Windows Logoff Events

Eric Fitzgerald at Microsoft posted a nice write-up on the subtleties of Windows logoff events. If you collect EventLog data in your SIM or if you have occasion to read EventLog files, I recommend reading Eric's post as well as the rest of mine.

To summarize (translate?), Eric's saying don't trust logoff events to indicate an actual logoff. It could be a timeout or a kerberos token expiring or being reclaimed by the server.

There's something of an exception to this, and you can probably find it in your EventLogs. EventID 538 - "User Logoff" - records a connection type with a decimal value. The value can be 2 or 3. Most of what you will see are type 3 connections, which can mean several different things. But type 2 logoffs indicate the end of an interactive (think RDP) session. That, again, doesn't guarantee that someone actually clicked Start -> Log Off, but it does indicate a definitive end to the session, whether it's a forced disconnect by the client or server, or a clean logoff.

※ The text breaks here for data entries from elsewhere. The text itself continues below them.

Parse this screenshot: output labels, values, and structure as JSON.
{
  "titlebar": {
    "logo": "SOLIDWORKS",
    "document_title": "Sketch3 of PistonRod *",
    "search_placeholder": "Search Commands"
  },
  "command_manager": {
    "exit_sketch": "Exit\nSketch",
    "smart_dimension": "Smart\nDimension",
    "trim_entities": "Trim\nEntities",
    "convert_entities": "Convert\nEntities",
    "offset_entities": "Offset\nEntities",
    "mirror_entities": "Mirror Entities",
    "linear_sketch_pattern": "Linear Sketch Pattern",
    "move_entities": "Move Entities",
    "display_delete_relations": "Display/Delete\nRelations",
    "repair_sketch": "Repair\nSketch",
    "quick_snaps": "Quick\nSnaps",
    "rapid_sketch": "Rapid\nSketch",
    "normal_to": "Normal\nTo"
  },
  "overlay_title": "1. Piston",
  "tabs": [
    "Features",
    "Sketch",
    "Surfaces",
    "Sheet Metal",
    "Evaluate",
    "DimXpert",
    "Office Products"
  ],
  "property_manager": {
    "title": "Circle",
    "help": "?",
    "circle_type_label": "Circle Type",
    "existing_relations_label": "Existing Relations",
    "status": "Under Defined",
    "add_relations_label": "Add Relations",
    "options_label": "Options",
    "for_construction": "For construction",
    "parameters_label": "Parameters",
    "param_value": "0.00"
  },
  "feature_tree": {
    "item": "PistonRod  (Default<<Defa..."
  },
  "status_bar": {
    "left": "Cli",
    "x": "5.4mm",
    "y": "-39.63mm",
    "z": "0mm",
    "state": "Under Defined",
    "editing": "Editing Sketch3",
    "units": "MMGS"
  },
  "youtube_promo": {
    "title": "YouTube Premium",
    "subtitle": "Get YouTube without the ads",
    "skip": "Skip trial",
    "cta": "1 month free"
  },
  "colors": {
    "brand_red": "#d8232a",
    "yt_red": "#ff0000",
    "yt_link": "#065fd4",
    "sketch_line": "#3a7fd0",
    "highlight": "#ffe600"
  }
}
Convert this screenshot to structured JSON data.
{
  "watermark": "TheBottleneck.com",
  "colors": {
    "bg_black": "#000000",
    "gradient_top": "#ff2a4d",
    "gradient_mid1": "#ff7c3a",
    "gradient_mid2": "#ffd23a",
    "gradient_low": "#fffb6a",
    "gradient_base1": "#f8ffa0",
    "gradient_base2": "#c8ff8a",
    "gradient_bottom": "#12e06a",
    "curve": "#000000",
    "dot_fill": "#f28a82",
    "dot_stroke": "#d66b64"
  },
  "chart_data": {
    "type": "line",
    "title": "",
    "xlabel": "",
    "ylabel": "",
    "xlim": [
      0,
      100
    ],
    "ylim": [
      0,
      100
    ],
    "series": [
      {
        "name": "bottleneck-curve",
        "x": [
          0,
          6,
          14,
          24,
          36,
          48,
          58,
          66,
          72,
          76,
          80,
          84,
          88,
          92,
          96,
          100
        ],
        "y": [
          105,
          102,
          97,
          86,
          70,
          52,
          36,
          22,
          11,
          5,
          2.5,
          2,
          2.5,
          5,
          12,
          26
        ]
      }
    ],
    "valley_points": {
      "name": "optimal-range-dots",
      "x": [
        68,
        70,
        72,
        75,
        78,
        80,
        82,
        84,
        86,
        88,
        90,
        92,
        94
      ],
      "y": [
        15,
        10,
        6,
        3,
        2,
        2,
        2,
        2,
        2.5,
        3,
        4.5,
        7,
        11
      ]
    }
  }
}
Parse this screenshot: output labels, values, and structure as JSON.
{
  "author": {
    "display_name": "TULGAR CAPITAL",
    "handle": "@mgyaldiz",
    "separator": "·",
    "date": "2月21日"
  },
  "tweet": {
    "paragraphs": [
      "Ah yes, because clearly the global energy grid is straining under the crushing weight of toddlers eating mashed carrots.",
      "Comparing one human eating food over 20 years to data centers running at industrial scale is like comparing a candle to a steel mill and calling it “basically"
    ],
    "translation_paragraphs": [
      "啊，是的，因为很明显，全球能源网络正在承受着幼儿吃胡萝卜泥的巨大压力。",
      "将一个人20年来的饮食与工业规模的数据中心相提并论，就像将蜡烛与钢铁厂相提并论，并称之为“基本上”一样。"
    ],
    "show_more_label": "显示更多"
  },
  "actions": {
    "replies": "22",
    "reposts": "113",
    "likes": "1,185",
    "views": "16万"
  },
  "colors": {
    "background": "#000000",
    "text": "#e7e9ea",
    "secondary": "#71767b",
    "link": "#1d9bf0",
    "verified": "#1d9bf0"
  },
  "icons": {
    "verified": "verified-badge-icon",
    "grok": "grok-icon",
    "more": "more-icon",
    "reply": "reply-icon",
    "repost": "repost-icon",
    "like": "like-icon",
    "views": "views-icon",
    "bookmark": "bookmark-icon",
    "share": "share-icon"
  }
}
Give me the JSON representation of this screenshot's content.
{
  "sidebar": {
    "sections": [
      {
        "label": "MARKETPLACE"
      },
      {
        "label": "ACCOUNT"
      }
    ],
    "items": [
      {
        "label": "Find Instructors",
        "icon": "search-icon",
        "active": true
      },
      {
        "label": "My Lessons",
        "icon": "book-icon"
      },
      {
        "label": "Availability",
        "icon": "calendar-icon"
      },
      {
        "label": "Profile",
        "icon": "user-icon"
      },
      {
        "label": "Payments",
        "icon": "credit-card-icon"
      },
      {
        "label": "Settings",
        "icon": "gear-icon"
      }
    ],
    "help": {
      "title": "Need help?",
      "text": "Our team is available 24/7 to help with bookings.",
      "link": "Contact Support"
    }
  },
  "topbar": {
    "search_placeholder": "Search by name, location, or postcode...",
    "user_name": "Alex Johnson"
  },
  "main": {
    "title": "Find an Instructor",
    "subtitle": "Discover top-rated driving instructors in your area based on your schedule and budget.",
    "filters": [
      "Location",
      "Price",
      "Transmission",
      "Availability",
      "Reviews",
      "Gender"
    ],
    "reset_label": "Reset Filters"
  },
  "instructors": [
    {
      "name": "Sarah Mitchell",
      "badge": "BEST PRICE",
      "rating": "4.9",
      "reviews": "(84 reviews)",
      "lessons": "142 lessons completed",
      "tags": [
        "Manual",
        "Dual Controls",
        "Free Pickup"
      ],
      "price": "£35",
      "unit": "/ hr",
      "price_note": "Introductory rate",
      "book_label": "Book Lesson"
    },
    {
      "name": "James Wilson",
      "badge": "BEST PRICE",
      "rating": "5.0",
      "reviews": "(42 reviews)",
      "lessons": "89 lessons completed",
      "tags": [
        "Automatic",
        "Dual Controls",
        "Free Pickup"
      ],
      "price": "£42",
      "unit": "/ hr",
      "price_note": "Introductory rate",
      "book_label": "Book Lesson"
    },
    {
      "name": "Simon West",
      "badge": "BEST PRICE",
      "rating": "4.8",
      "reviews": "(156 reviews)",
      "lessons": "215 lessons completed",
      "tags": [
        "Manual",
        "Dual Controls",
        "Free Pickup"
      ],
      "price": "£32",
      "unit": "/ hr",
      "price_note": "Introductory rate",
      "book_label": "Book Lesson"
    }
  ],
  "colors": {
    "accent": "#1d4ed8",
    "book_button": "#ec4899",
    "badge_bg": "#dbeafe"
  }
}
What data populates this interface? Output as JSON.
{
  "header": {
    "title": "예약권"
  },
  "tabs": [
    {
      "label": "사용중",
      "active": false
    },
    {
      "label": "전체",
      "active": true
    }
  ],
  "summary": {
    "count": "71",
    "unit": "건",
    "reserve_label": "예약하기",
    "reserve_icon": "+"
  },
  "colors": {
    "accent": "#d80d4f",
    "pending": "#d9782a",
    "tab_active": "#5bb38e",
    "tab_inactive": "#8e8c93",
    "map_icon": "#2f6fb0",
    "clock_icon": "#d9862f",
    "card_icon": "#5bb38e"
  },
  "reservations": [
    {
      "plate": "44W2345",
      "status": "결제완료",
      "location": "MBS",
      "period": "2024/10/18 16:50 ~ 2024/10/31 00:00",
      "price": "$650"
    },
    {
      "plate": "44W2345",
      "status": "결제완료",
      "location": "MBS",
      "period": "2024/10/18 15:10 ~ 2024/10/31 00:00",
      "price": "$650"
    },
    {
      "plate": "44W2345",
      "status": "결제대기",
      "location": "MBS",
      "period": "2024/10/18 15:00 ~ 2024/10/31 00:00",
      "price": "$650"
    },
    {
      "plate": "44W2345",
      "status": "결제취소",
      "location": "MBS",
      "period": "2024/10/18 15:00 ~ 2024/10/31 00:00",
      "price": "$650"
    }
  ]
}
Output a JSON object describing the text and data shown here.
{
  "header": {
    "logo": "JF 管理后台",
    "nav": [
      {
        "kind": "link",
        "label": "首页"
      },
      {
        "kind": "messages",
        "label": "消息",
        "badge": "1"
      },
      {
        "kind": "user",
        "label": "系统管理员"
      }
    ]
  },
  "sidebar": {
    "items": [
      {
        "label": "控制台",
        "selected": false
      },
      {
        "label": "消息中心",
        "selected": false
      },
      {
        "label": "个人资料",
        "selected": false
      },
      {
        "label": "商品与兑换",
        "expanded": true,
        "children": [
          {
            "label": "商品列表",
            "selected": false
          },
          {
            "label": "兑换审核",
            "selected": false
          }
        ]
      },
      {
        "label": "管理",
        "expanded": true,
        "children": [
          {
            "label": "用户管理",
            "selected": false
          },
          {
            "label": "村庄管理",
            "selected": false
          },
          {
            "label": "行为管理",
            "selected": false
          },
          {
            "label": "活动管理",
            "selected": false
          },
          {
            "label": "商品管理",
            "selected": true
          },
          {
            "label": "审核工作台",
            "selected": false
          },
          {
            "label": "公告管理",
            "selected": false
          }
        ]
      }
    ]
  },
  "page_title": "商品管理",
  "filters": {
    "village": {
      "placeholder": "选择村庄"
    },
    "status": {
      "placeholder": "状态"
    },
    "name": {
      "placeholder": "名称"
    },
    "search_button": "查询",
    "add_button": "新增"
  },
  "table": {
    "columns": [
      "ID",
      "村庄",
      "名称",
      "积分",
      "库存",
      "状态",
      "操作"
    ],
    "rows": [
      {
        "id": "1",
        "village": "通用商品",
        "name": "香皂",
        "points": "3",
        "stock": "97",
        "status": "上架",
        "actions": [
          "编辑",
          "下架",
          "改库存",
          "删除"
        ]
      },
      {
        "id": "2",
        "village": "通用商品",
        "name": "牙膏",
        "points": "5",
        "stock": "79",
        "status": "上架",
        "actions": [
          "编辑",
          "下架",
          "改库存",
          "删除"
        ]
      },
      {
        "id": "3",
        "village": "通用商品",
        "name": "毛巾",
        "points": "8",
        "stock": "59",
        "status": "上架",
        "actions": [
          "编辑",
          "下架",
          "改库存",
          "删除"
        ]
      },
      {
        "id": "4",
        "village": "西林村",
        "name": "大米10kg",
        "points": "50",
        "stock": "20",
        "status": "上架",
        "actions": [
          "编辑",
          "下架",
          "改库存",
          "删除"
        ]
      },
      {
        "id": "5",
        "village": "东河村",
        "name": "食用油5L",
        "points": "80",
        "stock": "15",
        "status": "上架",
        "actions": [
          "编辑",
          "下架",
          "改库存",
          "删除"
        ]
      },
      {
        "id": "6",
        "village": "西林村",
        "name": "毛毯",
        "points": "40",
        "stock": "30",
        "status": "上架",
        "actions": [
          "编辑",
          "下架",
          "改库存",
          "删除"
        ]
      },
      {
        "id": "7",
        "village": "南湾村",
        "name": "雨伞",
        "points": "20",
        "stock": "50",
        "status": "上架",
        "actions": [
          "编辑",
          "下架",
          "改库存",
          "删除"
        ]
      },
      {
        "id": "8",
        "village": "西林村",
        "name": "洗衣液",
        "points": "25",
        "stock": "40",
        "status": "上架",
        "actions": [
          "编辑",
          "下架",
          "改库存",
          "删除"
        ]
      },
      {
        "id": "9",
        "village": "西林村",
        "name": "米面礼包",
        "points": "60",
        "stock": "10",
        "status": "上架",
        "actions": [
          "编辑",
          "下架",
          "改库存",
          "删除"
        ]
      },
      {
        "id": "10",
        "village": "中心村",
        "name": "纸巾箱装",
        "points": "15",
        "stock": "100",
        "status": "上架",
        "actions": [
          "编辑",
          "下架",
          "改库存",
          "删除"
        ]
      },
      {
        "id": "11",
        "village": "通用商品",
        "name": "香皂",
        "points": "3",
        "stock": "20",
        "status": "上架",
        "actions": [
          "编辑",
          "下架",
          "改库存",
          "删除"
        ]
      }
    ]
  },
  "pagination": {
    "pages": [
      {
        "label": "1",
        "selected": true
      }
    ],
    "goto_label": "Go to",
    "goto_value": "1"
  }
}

The use case for logoff events is primarily forensic. "When was so-and-so using that system / at work?" "Who was logged on to server X between time A and time B?" And the fact that these events are soft and wonky is frustrating, but being aware of the squishiness of their meaning is important when using them in an investigation. This is where your SIM can really help, because sometimes the best indicator of a logoff/shutdown isn't a single event, but rather the end of activity. "I know Mr. Schmeaux stopped working at 3:30pm that day because there were no more events from his username or workstation IP address after that time."